August 25, 2003 12:00 PM ET

Computerworld - The SCO Group Inc., which began a legal attack against Linux in March, last week announced plans to rebuild its Unix operating system line next year in a bid to make the software a more viable alternative to Linux technology.

Users and resellers who attended the company's SCO Forum conference in Las Vegas said they were heartened by the release of the development road map, adding that it addressed many of the concerns they had about the future of SCO Unix following several years of neglect and ownership changes.


But many IT managers whose companies don't already use SCO Unix said in telephone interviews or via e-mail that SCO's legal assault on Linux—which includes a lawsuit against IBM and threats to sue users of the open-source operating system—have left them unwilling to even consider the company's technology.


"I have no intentions of ever doing business with SCO," said Chad Wilson, a computer support analyst at an Ohio-based hospital that runs Windows servers as well as some Linux and IBM AIX systems. "Basically, with their tactics, they hurt their chance of getting a future customer."


Ronald Edge, manager of information systems at Indiana University's Intercollegiate Athletics Department in Bloomington, was even more blunt. "I feel a harsh, bitter Norwegian cold equivalent to hell toward SCO," Edge said.











Darl McBride, CEO of The SCO Group Inc.
Darl McBride, CEO of The SCO Group Inc.

Beyond SCO's legal actions and threats, the dearth of new Unix development by the company in recent years makes it difficult to trust its new product-release road map, he noted.
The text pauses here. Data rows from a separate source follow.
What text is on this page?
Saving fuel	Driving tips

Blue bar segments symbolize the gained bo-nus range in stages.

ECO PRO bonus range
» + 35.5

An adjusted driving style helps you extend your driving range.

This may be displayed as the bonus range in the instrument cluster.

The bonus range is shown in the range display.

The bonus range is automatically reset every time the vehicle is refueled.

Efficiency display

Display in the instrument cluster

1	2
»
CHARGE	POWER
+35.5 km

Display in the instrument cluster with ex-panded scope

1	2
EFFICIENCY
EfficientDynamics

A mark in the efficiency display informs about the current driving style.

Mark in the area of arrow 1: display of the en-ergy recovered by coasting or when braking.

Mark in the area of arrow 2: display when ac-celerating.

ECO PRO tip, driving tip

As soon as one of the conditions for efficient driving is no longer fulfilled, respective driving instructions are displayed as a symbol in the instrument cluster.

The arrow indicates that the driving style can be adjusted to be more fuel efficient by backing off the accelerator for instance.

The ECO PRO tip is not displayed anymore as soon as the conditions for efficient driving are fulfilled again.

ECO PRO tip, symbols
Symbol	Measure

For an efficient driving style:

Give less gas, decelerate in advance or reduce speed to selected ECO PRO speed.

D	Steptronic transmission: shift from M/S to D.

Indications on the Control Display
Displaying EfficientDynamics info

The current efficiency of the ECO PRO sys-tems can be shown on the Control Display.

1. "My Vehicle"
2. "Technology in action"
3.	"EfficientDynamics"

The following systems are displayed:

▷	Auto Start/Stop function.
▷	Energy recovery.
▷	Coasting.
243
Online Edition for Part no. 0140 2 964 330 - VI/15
Darl McBride, SCO's president and CEO, acknowledged in an interview that the Lindon, Utah-based company's Unix technology needs to be revitalized. "It's like a house that hasn't been maintained in a few years," McBride said. "We're going to come back and spruce the place up."


The plans include the shipment next year of a more fully featured operating system, code-named SCO OpenServer Legend, plus other new technologies. McBride said he hopes the new releases will convince users that SCO is still a good bet for the future.


A Unix administrator at a California-based supermarket chain, who asked that she not be named, said at the SCO Forum conference that she's glad to see SCO once again diving into Unix development. The chain recently began testing key applications on Windows NT in case it had to move off of SCO OpenServer, but the administrator said she'll now recommend that the testing be scaled back.


"We should hang in [with SCO]," she said. "What they've got coming is great."


"I'd say I still have some concerns about the legal issues going on," said the vice president of IT at a Fortune 500 manufacturer based in the Midwest, who also asked not to be identified. But, he added, "I do feel better than I did. They're definitely building on the product, so that makes me much more comfortable over the medium term. The long term is the question mark."